Recent Developments in 4D X-ray Tomography for Real-Time Observation of Fault Slip and Gouge Evolution

The properties of fault slip surfaces, gouge characteristics, and fluid-rock reactions are tightly coupled and control earthquake mechanics. To visualise and quantify the role of this coupling, we have developed a new operando imaging approach that allows the documentation of fast direct-shear deformation experiments in time-resolved 2- and 3-dimensional image data at low single-digit micrometer resolution. A direct-shear inset developed for the X-ray transparent Heitt Mjölnir triaxial deformation apparatus enables experiments at 20 MPa normal stress under fluid-pressurised conditions and allows real-time permeability measurements.

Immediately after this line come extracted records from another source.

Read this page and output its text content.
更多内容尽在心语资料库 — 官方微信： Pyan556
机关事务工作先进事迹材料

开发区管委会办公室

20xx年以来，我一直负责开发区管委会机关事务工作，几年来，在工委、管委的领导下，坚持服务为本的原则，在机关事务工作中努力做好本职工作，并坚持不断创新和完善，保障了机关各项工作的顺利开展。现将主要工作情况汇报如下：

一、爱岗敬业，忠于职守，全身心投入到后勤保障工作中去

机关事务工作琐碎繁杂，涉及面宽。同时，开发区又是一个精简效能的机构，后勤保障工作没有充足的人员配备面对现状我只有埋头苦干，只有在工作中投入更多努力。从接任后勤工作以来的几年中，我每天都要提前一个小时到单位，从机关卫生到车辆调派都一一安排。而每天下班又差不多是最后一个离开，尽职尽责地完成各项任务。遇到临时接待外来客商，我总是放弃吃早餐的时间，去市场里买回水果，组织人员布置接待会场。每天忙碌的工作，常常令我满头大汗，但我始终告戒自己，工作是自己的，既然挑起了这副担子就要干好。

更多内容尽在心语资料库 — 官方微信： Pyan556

We apply this platform to three fault systems: 1) Slip surfaces in basaltic rocks, imaged while sliding at 1 mm.s^-1, reveal how asperities, phenocrysts, and surface roughness control stick-slip behavior and damage localization during fast slip. 2) Reactive quartz-gypsum gouges imaged during velocity stepping and healing experiments, enable the direct linking of evolving frictional properties to microphysical developments. 3) A shearing, dehydrating gypsum gouge provides insights into transient rheologies and the resulting strain distributions.

These datasets demonstrate that 4D imaging resolves coupled mechanical, chemical, and hydraulic fault evolution in real time. Our approach allows documenting microphysical processes underlying the frictional properties of faults and thereby constitutes a potent tool for studying faults in a variety of tectonic settings.